Bigquery - Insert new data row into table by python

pythongoogle-bigquery

提问by Luis Kang

I read many documents about google bigquery-python, but I can't understand how to manage bigquery data by python code.

我阅读了很多关于 google bigquery-python 的文档,但我无法理解如何通过 python 代码管理 bigquery 数据。

At first, I make a new table as below.

首先,我创建了一个新表,如下所示。

credentials = GoogleCredentials.get_application_default()
service = build('bigquery', 'v2', credentials = credentials)

project_id = 'my_project'
dataset_id = 'my_dataset'
table_id = 'my_table'

project_ref = {'projectId': project_id}
dataset_ref = {'datasetId': dataset_id,
               'projectId': project_id}
table_ref = {'tableId': table_id,
             'datasetId': dataset_id,
             'projectId': project_id}

dataset = {'datasetReference': dataset_ref}
table = {'tableReference': table_ref}
table['schema'] = {'fields': [
    {'name': 'id', 'type': 'string'},
...
]}

table = service.tables().insert(body = table, **dataset_ref).execute()

And then I want to insert a data into this table, so I tried to do like below.

然后我想在这个表中插入一个数据,所以我试着像下面那样做。

fetch_list = []
patch = {'key': 'value'}
fetch_list.append(patch)

table = service.tables().patch(body = fetch_list, **table_ref).execute()

But nothing happened.

但什么也没发生。

How can I update new data into bigquery table?

如何将新数据更新到 bigquery 表中?

Please show me some example codes.

请给我看一些示例代码。

回答by Willian Fuks

EDIT Nov 2018:

2018 年 11 月编辑:

The answer of this question is outdated already as the google cloud client has evolved considerably since this last post.

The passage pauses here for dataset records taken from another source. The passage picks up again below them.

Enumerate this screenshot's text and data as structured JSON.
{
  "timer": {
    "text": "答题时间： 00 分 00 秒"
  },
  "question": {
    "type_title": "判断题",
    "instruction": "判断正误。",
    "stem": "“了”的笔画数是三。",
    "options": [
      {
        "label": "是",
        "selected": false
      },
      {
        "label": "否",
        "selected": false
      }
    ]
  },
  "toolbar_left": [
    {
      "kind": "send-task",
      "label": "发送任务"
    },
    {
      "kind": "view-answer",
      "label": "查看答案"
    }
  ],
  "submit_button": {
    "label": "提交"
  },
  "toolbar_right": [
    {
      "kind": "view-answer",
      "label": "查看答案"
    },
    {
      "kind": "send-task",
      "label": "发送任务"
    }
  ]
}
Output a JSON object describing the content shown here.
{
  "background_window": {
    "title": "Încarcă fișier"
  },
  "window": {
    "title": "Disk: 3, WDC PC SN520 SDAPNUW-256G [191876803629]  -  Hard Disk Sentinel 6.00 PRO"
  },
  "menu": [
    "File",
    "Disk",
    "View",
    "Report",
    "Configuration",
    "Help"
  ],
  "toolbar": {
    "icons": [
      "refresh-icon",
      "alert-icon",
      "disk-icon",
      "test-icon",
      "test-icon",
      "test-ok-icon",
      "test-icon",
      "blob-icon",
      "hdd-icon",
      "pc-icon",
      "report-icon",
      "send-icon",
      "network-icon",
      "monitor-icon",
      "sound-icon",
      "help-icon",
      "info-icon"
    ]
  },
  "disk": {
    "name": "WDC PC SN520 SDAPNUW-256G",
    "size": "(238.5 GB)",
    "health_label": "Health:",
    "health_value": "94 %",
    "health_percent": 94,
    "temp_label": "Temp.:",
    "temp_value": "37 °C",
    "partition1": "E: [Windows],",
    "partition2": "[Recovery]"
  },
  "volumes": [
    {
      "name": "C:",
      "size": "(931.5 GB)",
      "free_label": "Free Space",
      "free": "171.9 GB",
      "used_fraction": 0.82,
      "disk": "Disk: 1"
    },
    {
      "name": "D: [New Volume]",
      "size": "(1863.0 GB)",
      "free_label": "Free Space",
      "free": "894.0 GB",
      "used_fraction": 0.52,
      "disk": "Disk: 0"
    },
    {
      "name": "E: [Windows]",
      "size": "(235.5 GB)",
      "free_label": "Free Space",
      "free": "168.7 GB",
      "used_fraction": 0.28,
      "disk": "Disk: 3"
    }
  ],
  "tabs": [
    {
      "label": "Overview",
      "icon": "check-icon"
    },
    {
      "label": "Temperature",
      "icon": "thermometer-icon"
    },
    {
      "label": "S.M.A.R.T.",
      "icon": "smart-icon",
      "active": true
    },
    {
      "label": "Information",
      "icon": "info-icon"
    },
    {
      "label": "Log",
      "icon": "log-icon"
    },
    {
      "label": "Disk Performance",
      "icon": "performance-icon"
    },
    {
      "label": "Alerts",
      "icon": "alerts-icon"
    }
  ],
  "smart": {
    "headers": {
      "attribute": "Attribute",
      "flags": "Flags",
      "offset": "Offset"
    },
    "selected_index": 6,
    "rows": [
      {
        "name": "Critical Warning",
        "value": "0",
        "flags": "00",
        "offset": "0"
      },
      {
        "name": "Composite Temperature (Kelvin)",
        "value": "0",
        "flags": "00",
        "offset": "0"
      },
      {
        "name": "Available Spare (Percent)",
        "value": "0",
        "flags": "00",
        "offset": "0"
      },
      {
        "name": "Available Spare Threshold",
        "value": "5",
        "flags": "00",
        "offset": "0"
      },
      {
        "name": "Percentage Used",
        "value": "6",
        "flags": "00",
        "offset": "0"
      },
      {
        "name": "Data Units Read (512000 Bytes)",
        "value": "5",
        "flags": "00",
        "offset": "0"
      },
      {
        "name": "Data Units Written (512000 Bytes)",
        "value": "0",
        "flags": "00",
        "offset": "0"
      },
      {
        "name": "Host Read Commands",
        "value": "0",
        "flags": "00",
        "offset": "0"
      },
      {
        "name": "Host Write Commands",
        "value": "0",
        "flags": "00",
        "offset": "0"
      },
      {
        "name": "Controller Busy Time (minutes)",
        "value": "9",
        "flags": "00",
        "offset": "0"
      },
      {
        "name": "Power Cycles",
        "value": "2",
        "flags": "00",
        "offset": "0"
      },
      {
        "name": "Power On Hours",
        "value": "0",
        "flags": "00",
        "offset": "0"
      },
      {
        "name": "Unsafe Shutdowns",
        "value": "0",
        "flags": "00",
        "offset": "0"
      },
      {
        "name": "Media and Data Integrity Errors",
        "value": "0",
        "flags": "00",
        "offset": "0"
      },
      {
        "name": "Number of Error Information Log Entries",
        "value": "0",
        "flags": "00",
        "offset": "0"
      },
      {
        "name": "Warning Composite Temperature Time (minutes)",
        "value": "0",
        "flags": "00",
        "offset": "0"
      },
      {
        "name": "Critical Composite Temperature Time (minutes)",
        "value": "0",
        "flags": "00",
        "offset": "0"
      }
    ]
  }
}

这个问题的答案已经过时了,因为自上一篇文章以来,谷歌云客户端已经有了很大的发展。

The official docs contains all information needed already; hereyou can find everything needed for streaming insert and this onehas a complete overview of all methods available so far (you'll also find Python code examples on each page and each method).

官方文档已经包含了所有需要的信息;在这里,您可以找到流式插入所需的一切,并且此文对目前可用的所有方法进行了完整概述(您还将在每个页面和每个方法中找到 Python 代码示例)。

Original Answer:

原答案:

There are a few different ways that you can use to insert data to BQ.

您可以使用几种不同的方法将数据插入到 BQ。

For a deeper understanding of how the python-api works, here's everything you'll need: bq-python-api(at first the docs are somewhat scary but after you get a hang of it it's rather quite simple).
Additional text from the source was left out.